Rousseau afferma che «l’educazione non è certamente che un’abitudine», sostenendo come vi siano persone in grado di smarrire la propria educazione esattamente come altre si dimostrino in grado di conservarla per sempre. Ora risulta essere alquanto importante ragionare attorno al concetto di “abitudine”. All’interno della trattazione rousseauiana circa l’educazione, infatti, questo termine può assumere due distinti significati. Non è un errore sostenere che Rousseau sia “nemico” delle abitudini, a tal punto da affermare che il bambino dovrebbe «non contrarne nessuna», anche perché l’attrazione suscitata da un’abitudine fa leva, solo e soltanto, sulla pigrizia del ragazzo. Da questo punto di vista, la valutazione negativa che il filosofo indirizza nei riguardi delle abitudini viene giustificata dal fatto che di esse Rousseau critica la capacità di “meccanizzare” il comportamento, privando lo stesso di “elasticità” in seno all’apprendimento e all’acculturazione. Fatto sta, comunque, che lo stesso illuminista parla molto spesso di abitudine – e non solo in senso dannoso – all’interno dell’Emilio: in senso lato, infatti, l’abitudine è anche tutto ciò che si impara come “distinto” da ciò che è connaturato. Ad ogni modo, l’abitudine “negativamente intesa” altera la natura – colta nel senso di legge naturale -: «Prima di questa alterazione, esse sono ciò che io chiamo in noi la natura.» In sintesi: Rousseau sostiene che le tre fondamentali «disposizioni primitive» tramite le quali, durante il corso della vita, ciascun individuo si pone nei riguardi delle oggettualità – in ordine (cronologico): “senso” (inteso come l’istinto primitivo con il quale ci avviciniamo ad una determinata cosa), “utilità” (fase nella quale entra in gioco il calcolo dei vantaggi nel disporre o meno di un particolare oggetto) e “ragione” (grazie alla quale si originano forme di valutazione più complesse, anche di natura morale) -, possano venire mistificate dal possesso di determinate abitudini, in quanto «costrette dalle nostre abitudini, esse vengono più o meno alterate dalle nostre opinioni». Rousseau indica anche delle precise fasce temporali in riferimento a suddette “disposizioni”. Per la precisione:
- il senso predomina come facoltà intellettiva fino al compimento del dodicesimo anno;
- l’utilità veicola il modo di porsi nei riguardi delle oggettualità, nell’intervallo che va dal dodicesimo anno fino al quindicesimo;
- la ragione, infine, si afferma solo successivamente.

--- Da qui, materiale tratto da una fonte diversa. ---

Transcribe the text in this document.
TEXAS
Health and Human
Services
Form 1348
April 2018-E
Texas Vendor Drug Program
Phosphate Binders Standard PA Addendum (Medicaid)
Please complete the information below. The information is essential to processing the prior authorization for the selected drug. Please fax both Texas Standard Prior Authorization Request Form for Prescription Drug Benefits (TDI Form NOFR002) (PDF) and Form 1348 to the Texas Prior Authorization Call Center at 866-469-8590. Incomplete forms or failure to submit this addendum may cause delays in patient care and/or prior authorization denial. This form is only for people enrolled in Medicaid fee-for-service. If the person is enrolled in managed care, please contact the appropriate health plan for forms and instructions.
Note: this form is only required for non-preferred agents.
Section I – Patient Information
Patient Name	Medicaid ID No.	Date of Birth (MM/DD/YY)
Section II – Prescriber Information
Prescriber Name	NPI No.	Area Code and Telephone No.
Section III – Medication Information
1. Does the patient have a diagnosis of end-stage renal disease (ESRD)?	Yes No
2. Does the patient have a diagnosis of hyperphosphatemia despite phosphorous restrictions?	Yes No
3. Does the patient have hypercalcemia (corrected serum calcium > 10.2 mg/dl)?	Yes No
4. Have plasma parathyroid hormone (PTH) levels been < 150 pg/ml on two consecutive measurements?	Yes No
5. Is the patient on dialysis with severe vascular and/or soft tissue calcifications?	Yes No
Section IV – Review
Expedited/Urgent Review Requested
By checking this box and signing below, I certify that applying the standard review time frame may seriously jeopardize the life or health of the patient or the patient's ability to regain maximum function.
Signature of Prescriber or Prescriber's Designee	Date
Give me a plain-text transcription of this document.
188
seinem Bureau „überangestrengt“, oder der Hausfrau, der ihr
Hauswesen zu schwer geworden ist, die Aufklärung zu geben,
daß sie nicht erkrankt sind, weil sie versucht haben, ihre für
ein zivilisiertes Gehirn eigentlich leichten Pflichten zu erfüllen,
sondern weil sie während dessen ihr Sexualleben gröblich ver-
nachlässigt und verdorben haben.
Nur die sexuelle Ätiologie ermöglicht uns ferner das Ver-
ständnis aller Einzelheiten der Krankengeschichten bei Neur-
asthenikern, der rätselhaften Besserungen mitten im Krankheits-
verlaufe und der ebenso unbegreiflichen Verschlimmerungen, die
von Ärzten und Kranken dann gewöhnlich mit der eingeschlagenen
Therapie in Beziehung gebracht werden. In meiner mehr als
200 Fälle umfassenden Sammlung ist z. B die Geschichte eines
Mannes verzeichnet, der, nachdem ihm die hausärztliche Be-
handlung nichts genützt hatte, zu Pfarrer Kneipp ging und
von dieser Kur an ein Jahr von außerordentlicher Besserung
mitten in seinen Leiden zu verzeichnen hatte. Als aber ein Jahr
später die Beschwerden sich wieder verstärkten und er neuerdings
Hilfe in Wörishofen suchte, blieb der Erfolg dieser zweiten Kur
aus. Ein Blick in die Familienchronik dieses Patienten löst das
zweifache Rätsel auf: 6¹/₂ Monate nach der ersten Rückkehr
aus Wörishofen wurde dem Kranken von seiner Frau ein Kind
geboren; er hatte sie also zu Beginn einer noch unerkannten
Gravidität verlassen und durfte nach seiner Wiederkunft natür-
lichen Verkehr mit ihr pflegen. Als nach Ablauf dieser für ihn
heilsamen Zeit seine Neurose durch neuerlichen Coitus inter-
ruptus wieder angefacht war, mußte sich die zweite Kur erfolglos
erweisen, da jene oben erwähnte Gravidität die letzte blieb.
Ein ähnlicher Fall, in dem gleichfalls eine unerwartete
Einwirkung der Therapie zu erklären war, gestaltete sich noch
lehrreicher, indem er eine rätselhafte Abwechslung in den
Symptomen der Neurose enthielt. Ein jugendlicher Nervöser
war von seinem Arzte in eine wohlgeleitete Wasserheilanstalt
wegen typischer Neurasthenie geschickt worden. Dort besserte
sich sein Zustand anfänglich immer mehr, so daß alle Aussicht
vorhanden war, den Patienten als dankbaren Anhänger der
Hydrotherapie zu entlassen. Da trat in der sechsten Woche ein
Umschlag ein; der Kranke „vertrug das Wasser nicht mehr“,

Spiegato il problema relativo alla presenza delle abitudini, un altro punto rilevante, che viene quasi subito affrontato all’interno dell’Emilio – e che, come vedremo, caratterizzerà la tipologia di pedagogia teorizzata al suo interno -, verte sulla distinzione tra «educazione pubblica e comune» e «educazione particolare e domestica». Appellandoci alle parole di Rousseau, «l’istituzione pubblica non esiste più, e non può più esistere, perché dove non c’è patria, non si possono più avere cittadini». La pedagogia formulata da Rousseau è, dunque, individuale (non collettiva) e domestica (non pubblica) – «Non considero come pubbliche istituzioni educative quegli stabilimenti ridicoli chiamati collegi.» -; per definirne l’iter ed il vantaggio – il vantaggio cioè di “educare fuori dalla società un individuo che della società stessa farà poi il bene” -, è opportuno conoscere prima l’uomo naturale dato che «bisognerebbe aver osservate le sue inclinazioni, visti i suoi progressi, seguito il suo cammino».